"Born to be wiiiiild", apenas esse trecho daquela música de rock se contorcia na mente de Ernesto. Finalmente aquela moto e Ernesto. Não, não se tratava de Ernesto Guevara e sua motoca riscando o mapa da América Latina. Até porque o Che jamais iria cantar uma música daquelas. Ele estava mais preocupado em ouvir flauta de índio boliviano. E a música não existia naquela época. Espero que esses argumentos tenham bastado. Ernesto nunca gostou de moto. "Máquinas da morte", era o que sempre dizia quando começavam a falar sobre o veículo de duas rodas. Ele não tinha o menor apreço pelos motoboys de São Paulo, mas quem o tinha? E verdade seja dita, Ernesto sempre foi adepto do transporte público. Ao viajar pelo interior do Paraná, recusou um serviço de moto-táxi, "perigoso demais para arriscar", pensava Ernesto enquanto ignorava o chamado do moço do moto-táxi. Mas aquela moto amarela, com traços de Harley-Davidson, ah aquela moto! Vibrava como milhões de abalos sísmicos num Japão qualquer aí. A liberdade de uma boa curva, a indecência de uma acelerada. "Onde você estava por todo esse tempo?", perguntava aos gritos, enquanto fazia curvas e costurava o trânsito embaraçado de São Paulo.

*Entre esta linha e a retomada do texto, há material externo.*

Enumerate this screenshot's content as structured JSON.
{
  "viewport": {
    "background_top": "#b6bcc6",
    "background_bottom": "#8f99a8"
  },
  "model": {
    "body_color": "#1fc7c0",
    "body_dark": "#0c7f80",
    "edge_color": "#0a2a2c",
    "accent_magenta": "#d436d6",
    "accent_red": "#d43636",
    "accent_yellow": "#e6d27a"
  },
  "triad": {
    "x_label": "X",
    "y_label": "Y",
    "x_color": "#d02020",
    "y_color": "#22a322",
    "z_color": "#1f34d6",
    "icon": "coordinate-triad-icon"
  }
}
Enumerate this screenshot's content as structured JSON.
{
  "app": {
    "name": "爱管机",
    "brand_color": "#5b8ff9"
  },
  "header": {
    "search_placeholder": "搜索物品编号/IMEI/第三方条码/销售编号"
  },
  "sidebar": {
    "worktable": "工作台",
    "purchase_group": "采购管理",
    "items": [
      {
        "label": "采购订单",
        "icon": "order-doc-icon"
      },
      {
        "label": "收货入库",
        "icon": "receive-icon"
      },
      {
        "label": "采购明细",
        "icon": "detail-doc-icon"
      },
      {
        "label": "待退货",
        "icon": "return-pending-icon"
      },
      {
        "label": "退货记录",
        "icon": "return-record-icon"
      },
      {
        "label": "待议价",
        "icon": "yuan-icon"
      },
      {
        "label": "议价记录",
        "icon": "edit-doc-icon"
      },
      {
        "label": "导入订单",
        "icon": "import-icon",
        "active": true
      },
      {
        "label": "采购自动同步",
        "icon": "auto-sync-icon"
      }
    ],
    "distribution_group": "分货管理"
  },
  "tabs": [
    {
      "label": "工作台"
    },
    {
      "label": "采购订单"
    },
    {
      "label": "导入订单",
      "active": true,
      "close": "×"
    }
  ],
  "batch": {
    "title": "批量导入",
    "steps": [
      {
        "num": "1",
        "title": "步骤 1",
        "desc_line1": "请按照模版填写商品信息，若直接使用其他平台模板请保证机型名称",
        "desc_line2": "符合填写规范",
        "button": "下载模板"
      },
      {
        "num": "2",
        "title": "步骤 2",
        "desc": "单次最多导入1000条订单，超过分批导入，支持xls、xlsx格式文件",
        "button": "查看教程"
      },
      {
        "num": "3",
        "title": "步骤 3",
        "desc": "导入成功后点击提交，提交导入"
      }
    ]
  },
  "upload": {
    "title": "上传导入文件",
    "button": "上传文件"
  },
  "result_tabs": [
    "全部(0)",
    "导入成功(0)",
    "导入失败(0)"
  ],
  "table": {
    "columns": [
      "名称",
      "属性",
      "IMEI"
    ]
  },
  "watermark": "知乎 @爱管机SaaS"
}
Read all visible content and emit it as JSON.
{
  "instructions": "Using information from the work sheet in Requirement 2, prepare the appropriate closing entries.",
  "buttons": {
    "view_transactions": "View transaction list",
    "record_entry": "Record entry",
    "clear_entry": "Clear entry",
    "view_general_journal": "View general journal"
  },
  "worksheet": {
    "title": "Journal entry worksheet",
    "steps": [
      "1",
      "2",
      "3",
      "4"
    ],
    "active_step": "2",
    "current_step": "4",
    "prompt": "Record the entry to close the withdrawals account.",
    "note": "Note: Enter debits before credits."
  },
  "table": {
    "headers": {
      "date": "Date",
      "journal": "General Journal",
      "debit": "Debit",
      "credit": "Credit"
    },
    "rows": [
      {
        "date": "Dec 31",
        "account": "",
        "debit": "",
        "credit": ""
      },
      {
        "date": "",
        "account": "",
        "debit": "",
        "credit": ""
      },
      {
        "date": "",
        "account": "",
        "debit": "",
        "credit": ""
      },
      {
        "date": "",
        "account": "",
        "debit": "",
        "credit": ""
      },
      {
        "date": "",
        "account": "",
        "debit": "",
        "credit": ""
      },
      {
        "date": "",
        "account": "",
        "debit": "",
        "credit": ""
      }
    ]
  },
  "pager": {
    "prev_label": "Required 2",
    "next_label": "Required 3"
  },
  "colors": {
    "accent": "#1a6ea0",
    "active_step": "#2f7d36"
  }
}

Não havia pessoas na cidade, nas calçadas, nos pontos de ônibus ou nas portas de botecos, fumando seus cigarros na parte de fora do toldo. Não havia motoristas nos carros, ninguém lamentando o tempo perdido, ninguém ouvindo CBN querendo saber mais sobre o trânsito, aquele ecossistema de nervos e paciência budista. Havia dobermans. Deus, eles eram muitos. Não se intimidavam com o roncar da moto amarela. Não titubeavam em suas investidas, quando avançavam e rasgavam o ar com suas ferozes mordidas. "Quem eram aqueles malditos dobermans", pensou Ernesto enquanto tentava ressuscitar em sua mente um caminho, um atalho. Mas de repente, do que valia um GPS sequer, se Ernesto nem em São Paulo estava mais?
- Mas que maravilha! Agora não sei onde diabos me meti! - gritou Ernesto, enquanto sua voz ecoava outras frases.
Ernesto parou a moto, não tinha capacete para tirar. Ernesto era a aventura, era o esculacho, o peito estufado de encontro com a lei. Ernesto nem sequer usava meias. Era o esculacho. Desejou um pouco de bebida, água serviria, mas onde estava não havia o que desejar, a não ser a sobrevivência. Montou sua moto, castigou o pedal de partida com uma pela pisada e acelerou como nunca. O mundo estava ao contrário e o chão era nuvem. Era lindo. Mas postes, bancos de praça, semáforos, idosas e suas bengalas, calçadas rachadas, tudo caia sobre Ernesto. Mas não havia o que temer. Lar doce lar. "Por que tenho essa mania idiota de montar na minha moto em plena sala de casa? Devia parar com isso", pensou Ernesto, corrompido por lembranças estranhas, mas que eram suas. Ao menos pareciam ser. Dobermans.
- Mas o que é isso? Saiam desgraçados! - pisoteou novamente o pedal de partida.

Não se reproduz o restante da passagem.